Hi Bjoern,
On 2011-12-05 at 12:42 +0100, Bjoern Michaelsen wrote:
Well, there is a good reason for paths in GNU make to be unix-paths. You define
a rule as:
C:B
true
for target C depending on B. If you use windows native paths something like:
C:B:D
true
is valid and can mean either target C depending on target B:D or target C:B
depending on target D.
So of course, it is not a Windows-only problem; you can very well have a
Unx path containing a ':' too. In a Makefile, you can escape it with
'\', and it works just fine; so if we defined the OUTDIR as C
\:/ugh/blah, we might (TM) be fine.
IIRC there are some heuristics in the DOS/Windows native
version GNU make, but I am not even sure if cypath has those too (and as this
is a cornercase: if they are reliable). Also, it is not only make itself that
has to take care of this, but also the little Perlhelpers etc that fiddle with
this.
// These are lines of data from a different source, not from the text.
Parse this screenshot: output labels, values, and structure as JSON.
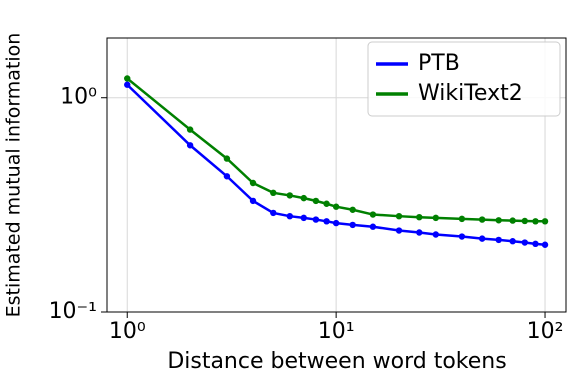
{
  "chart_data": {
    "type": "line",
    "x_label": "Distance between word tokens",
    "y_label": "Estimated mutual information",
    "x": [
      1,
      2,
      3,
      4,
      5,
      6,
      7,
      8,
      9,
      10,
      12,
      15,
      20,
      25,
      30,
      40,
      50,
      60,
      70,
      80,
      90,
      100
    ],
    "series": [
      {
        "name": "PTB",
        "color": "#0000ff",
        "values": [
          1.15,
          0.6,
          0.43,
          0.33,
          0.29,
          0.28,
          0.275,
          0.27,
          0.265,
          0.26,
          0.255,
          0.25,
          0.24,
          0.235,
          0.23,
          0.225,
          0.22,
          0.217,
          0.214,
          0.211,
          0.208,
          0.206
        ]
      },
      {
        "name": "WikiText2",
        "color": "#008000",
        "values": [
          1.23,
          0.71,
          0.52,
          0.4,
          0.36,
          0.35,
          0.34,
          0.33,
          0.32,
          0.31,
          0.3,
          0.285,
          0.28,
          0.277,
          0.275,
          0.272,
          0.27,
          0.268,
          0.267,
          0.266,
          0.265,
          0.265
        ]
      }
    ],
    "xscale": "log",
    "yscale": "log",
    "xlim": [
      0.8,
      126
    ],
    "ylim": [
      0.1,
      1.9
    ],
    "xticks": [
      {
        "value": 1,
        "label": "10⁰"
      },
      {
        "value": 10,
        "label": "10¹"
      },
      {
        "value": 100,
        "label": "10²"
      }
    ],
    "yticks": [
      {
        "value": 0.1,
        "label": "10⁻¹"
      },
      {
        "value": 1,
        "label": "10⁰"
      }
    ],
    "grid": true,
    "legend_loc": "upper right"
  }
}
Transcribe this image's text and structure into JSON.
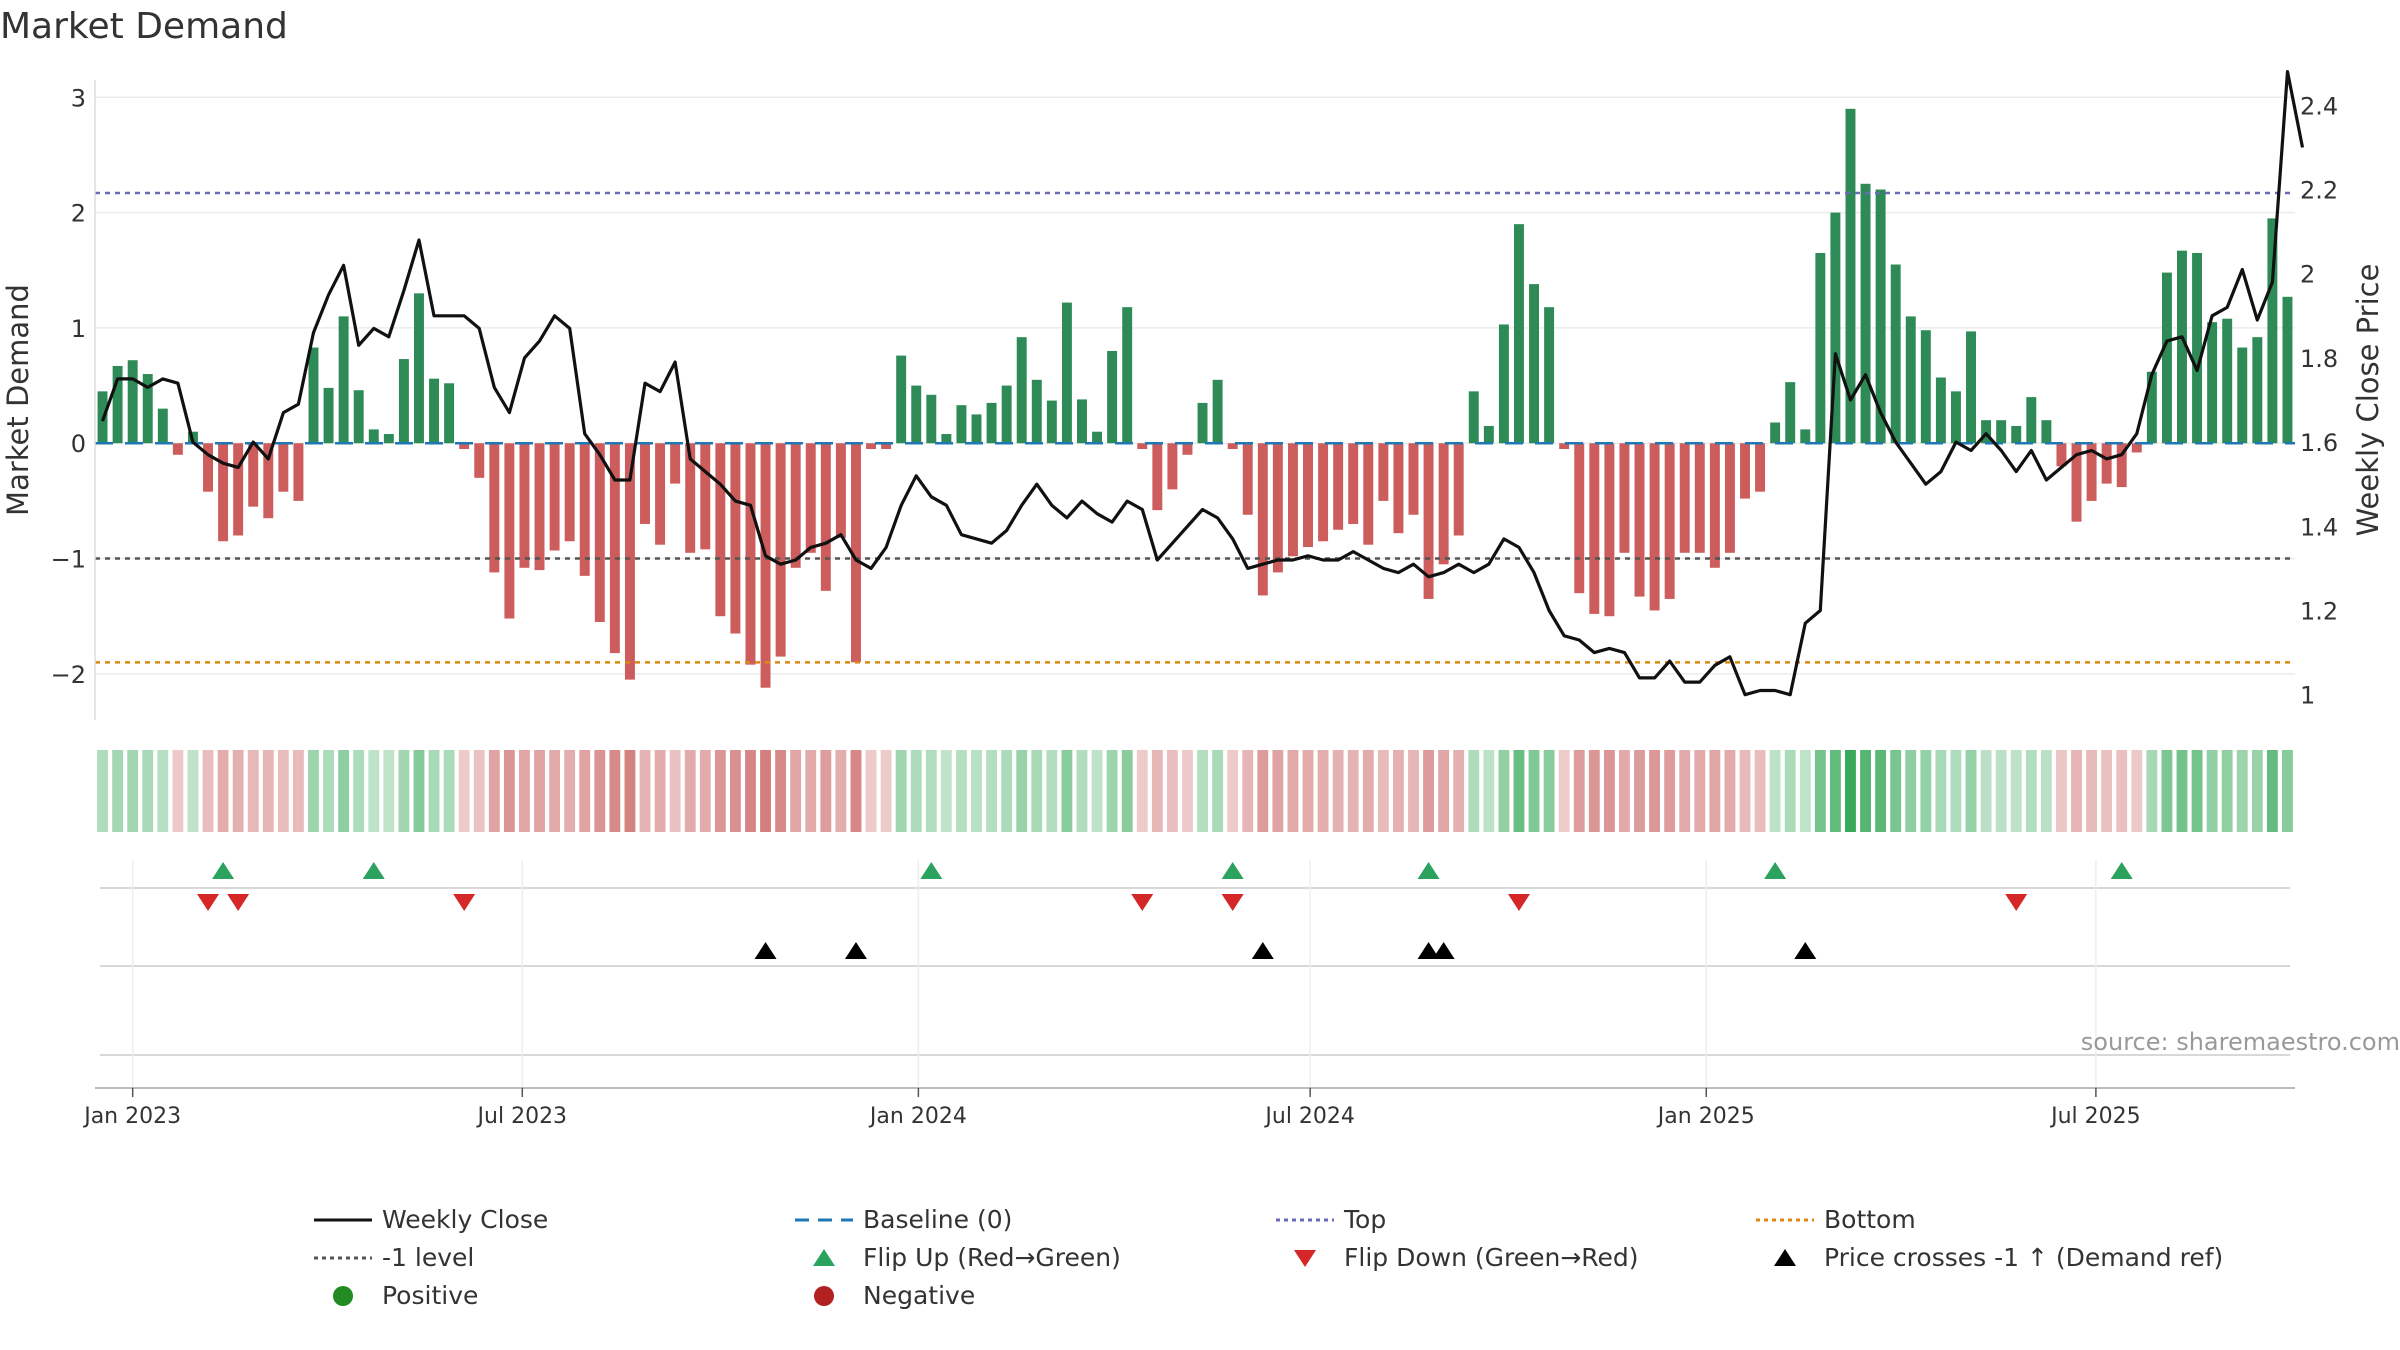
{
  "chart_data": {
    "type": "bar",
    "title": "Market Demand",
    "ylabel": "Market Demand",
    "y2label": "Weekly Close Price",
    "ylim": [
      -2.4,
      3.15
    ],
    "y2lim": [
      0.94,
      2.46
    ],
    "yticks": [
      -2,
      -1,
      0,
      1,
      2,
      3
    ],
    "y2ticks": [
      1,
      1.2,
      1.4,
      1.6,
      1.8,
      2,
      2.2,
      2.4
    ],
    "xticks": [
      "Jan 2023",
      "Jul 2023",
      "Jan 2024",
      "Jul 2024",
      "Jan 2025",
      "Jul 2025"
    ],
    "reference_lines": {
      "top": 2.17,
      "bottom": -1.9,
      "minus_one": -1,
      "baseline": 0
    },
    "demand": [
      0.45,
      0.67,
      0.72,
      0.6,
      0.3,
      -0.1,
      0.1,
      -0.42,
      -0.85,
      -0.8,
      -0.55,
      -0.65,
      -0.42,
      -0.5,
      0.83,
      0.48,
      1.1,
      0.46,
      0.12,
      0.08,
      0.73,
      1.3,
      0.56,
      0.52,
      -0.05,
      -0.3,
      -1.12,
      -1.52,
      -1.08,
      -1.1,
      -0.93,
      -0.85,
      -1.15,
      -1.55,
      -1.82,
      -2.05,
      -0.7,
      -0.88,
      -0.35,
      -0.95,
      -0.92,
      -1.5,
      -1.65,
      -1.92,
      -2.12,
      -1.85,
      -1.08,
      -0.95,
      -1.28,
      -0.82,
      -1.9,
      -0.05,
      -0.05,
      0.76,
      0.5,
      0.42,
      0.08,
      0.33,
      0.25,
      0.35,
      0.5,
      0.92,
      0.55,
      0.37,
      1.22,
      0.38,
      0.1,
      0.8,
      1.18,
      -0.05,
      -0.58,
      -0.4,
      -0.1,
      0.35,
      0.55,
      -0.05,
      -0.62,
      -1.32,
      -1.12,
      -0.98,
      -0.9,
      -0.85,
      -0.75,
      -0.7,
      -0.88,
      -0.5,
      -0.78,
      -0.62,
      -1.35,
      -1.05,
      -0.8,
      0.45,
      0.15,
      1.03,
      1.9,
      1.38,
      1.18,
      -0.05,
      -1.3,
      -1.48,
      -1.5,
      -0.95,
      -1.33,
      -1.45,
      -1.35,
      -0.95,
      -0.95,
      -1.08,
      -0.95,
      -0.48,
      -0.42,
      0.18,
      0.53,
      0.12,
      1.65,
      2.0,
      2.9,
      2.25,
      2.2,
      1.55,
      1.1,
      0.98,
      0.57,
      0.45,
      0.97,
      0.2,
      0.2,
      0.15,
      0.4,
      0.2,
      -0.2,
      -0.68,
      -0.5,
      -0.35,
      -0.38,
      -0.08,
      0.62,
      1.48,
      1.67,
      1.65,
      1.05,
      1.08,
      0.83,
      0.92,
      1.95,
      1.27
    ],
    "weekly_close": [
      1.65,
      1.75,
      1.75,
      1.73,
      1.75,
      1.74,
      1.6,
      1.57,
      1.55,
      1.54,
      1.6,
      1.56,
      1.67,
      1.69,
      1.86,
      1.95,
      2.02,
      1.83,
      1.87,
      1.85,
      1.96,
      2.08,
      1.9,
      1.9,
      1.9,
      1.87,
      1.73,
      1.67,
      1.8,
      1.84,
      1.9,
      1.87,
      1.62,
      1.57,
      1.51,
      1.51,
      1.74,
      1.72,
      1.79,
      1.56,
      1.53,
      1.5,
      1.46,
      1.45,
      1.33,
      1.31,
      1.32,
      1.35,
      1.36,
      1.38,
      1.32,
      1.3,
      1.35,
      1.45,
      1.52,
      1.47,
      1.45,
      1.38,
      1.37,
      1.36,
      1.39,
      1.45,
      1.5,
      1.45,
      1.42,
      1.46,
      1.43,
      1.41,
      1.46,
      1.44,
      1.32,
      1.36,
      1.4,
      1.44,
      1.42,
      1.37,
      1.3,
      1.31,
      1.32,
      1.32,
      1.33,
      1.32,
      1.32,
      1.34,
      1.32,
      1.3,
      1.29,
      1.31,
      1.28,
      1.29,
      1.31,
      1.29,
      1.31,
      1.37,
      1.35,
      1.29,
      1.2,
      1.14,
      1.13,
      1.1,
      1.11,
      1.1,
      1.04,
      1.04,
      1.08,
      1.03,
      1.03,
      1.07,
      1.09,
      1.0,
      1.01,
      1.01,
      1.0,
      1.17,
      1.2,
      1.81,
      1.7,
      1.76,
      1.67,
      1.6,
      1.55,
      1.5,
      1.53,
      1.6,
      1.58,
      1.62,
      1.58,
      1.53,
      1.58,
      1.51,
      1.54,
      1.57,
      1.58,
      1.56,
      1.57,
      1.62,
      1.76,
      1.84,
      1.85,
      1.77,
      1.9,
      1.92,
      2.01,
      1.89,
      1.98,
      2.48,
      2.3
    ],
    "date_start": "2022-12-18",
    "week_days": 7,
    "flip_up_dates": [
      "2023-02-12",
      "2023-04-23",
      "2024-01-07",
      "2024-05-26",
      "2024-08-25",
      "2025-02-02",
      "2025-07-13"
    ],
    "flip_down_dates": [
      "2023-02-05",
      "2023-02-19",
      "2023-06-04",
      "2024-04-14",
      "2024-05-26",
      "2024-10-06",
      "2025-05-25"
    ],
    "price_cross_dates": [
      "2023-10-22",
      "2023-12-03",
      "2024-06-09",
      "2024-08-25",
      "2024-09-01",
      "2025-02-16"
    ],
    "source": "source: sharemaestro.com",
    "colors": {
      "positive": "#2e8b57",
      "negative": "#cd5c5c",
      "line": "#111111",
      "baseline": "#1f77b4",
      "top": "#6b6bb8",
      "bottom": "#d88a14",
      "minus_one": "#555555",
      "flip_up": "#2ca25f",
      "flip_down": "#d62728",
      "cross": "#000000",
      "legend_positive": "#228b22",
      "legend_negative": "#b22222"
    },
    "legend": [
      {
        "label": "Weekly Close",
        "symbol": "solid-line"
      },
      {
        "label": "Baseline (0)",
        "symbol": "dashed-line"
      },
      {
        "label": "Top",
        "symbol": "dotted-line-top"
      },
      {
        "label": "Bottom",
        "symbol": "dotted-line-bottom"
      },
      {
        "label": "-1 level",
        "symbol": "dotted-line-gray"
      },
      {
        "label": "Flip Up (Red→Green)",
        "symbol": "triangle-up-green"
      },
      {
        "label": "Flip Down (Green→Red)",
        "symbol": "triangle-down-red"
      },
      {
        "label": "Price crosses -1 ↑ (Demand ref)",
        "symbol": "triangle-up-black"
      },
      {
        "label": "Positive",
        "symbol": "dot-green"
      },
      {
        "label": "Negative",
        "symbol": "dot-red"
      }
    ]
  }
}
IMHO, keeping the paths unixy is the safest bet.
Well - I'm just aware of the growing amount of
ifeq($(OS),WNT)
something $(shell cygpath -m $(OUTDIR)/ugh)
else
something $(OUTDIR)/ugh
endif
which makes the buildsystem overall ugly ;-) But yeah, I'm not going to
attempt to clean that up short-term, so probably let's let this
gbuild/build.pl unwanted interaction as a warning that this might
potentially bite us at some stage again.